The present case had the typical clinical features of natural killer T cell lymphoma (NKTL) but described as both adnexal and intraocular involvement of atypical T-cell lymphoproliferative infiltration with specific preretinal infiltrates. Unfortunately, no histopathological examination for detailed cytological markers of T cell lymphoma was made. Okada et al. [19] reported a NKTL case both with adnexal and intraocular involvement in which the initial presentation was unilateral anterior uveitis refractory to topical treatment. In this case, MRI revealed a globe-surrounding mass in a non-tumoral appearance which misdirected the clinicians to orbital inflammatory disorder. After clinical deterioration with systemic pulse steroid therapy, orbital biopsy revealed the definitive diagnosis as a malignant lymphoma in this case. Our patient was a rare example of intraocular and ocular adnexal involvement of atypical T-cell lymphoproliferative infiltration, but fundus examination had more prominent findings. Papilledema, vitreous haze and diffuse preretinal infiltrates misled to an infectious posterior uveitic etiology. The presence of multiple cranial nerve palsies, especially neurobrucellosis, neurosarcoidosis, and tuberculosis, was investigated in our case initially. Due to the worsening of clinical symptoms under steroid treatment and development of bilateral proptosis, an infiltrative pathology was suspected and pathologic confirmation was obtained with incisional biopsy.
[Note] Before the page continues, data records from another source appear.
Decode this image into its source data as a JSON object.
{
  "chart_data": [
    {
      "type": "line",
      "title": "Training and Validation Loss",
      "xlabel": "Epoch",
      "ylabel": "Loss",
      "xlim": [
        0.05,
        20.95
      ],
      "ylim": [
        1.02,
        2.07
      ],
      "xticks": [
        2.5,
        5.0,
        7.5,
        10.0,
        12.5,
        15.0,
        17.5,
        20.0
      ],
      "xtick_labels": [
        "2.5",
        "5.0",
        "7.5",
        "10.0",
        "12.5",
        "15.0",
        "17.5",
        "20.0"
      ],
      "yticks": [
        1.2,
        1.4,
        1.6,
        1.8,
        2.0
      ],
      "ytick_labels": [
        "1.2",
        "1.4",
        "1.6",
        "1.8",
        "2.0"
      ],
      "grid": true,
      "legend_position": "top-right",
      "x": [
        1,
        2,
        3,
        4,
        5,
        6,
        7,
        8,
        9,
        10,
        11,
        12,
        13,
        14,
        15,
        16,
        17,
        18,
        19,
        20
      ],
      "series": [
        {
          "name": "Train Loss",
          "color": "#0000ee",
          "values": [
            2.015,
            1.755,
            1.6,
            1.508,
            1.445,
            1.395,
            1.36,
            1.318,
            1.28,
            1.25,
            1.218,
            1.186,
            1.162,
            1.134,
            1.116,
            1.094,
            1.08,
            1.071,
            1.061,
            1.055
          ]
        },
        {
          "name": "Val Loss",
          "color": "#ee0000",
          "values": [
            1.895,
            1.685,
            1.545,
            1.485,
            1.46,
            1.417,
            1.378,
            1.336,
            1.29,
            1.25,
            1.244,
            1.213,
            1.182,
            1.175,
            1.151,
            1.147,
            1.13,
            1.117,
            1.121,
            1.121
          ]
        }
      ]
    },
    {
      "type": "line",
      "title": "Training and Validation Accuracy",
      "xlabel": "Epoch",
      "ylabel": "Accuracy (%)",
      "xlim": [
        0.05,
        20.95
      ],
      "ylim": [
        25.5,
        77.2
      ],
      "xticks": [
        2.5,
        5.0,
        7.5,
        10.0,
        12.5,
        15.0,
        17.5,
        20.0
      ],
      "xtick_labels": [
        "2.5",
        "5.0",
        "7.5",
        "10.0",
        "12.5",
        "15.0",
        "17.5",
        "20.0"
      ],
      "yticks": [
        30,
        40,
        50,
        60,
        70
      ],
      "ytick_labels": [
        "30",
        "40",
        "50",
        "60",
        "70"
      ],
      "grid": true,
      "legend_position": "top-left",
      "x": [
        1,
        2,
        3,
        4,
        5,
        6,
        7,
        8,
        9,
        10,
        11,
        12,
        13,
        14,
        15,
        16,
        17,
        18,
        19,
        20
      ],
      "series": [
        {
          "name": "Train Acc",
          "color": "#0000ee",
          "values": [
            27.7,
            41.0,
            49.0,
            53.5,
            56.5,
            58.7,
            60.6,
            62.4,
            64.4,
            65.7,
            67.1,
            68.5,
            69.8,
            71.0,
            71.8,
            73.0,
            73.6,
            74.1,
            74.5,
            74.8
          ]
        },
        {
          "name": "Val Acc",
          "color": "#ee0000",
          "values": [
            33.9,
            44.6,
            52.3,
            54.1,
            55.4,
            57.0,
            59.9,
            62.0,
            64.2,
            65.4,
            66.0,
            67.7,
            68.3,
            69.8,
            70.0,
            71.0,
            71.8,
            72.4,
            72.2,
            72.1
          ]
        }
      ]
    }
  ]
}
The most specific feature in our case is the distinct appearance of diffuse preretinal infiltrates in fundus examination and SD-OCT. Besides, FFA findings were quite specific with diffuse perivascular hyperfluorescence. There are some reports about SD-OCT findings in intraocular lymphoma. Keino et al. [20] reported hyperreflective nodules in retina pigment epithelium, hyperreflective bands above retinal pigment epithelium (RPE), RPE elevations and disruption of ellipsoid zone as SD-OCT findings of IOL.
Conclusion
Both intraocular and adnexal involvement and the appearance of preretinal infiltrates make this case unique. Specific findings at SD-OCT and fundoscopy may be a significant diagnostic clue for intraocular T-cell lymphoid neoplasia.
Notes
Patient consent
Written informed consent was obtained from the patient for the publication of this case report and accompanying images.
Competing interests
The authors declare that they have no competing interests.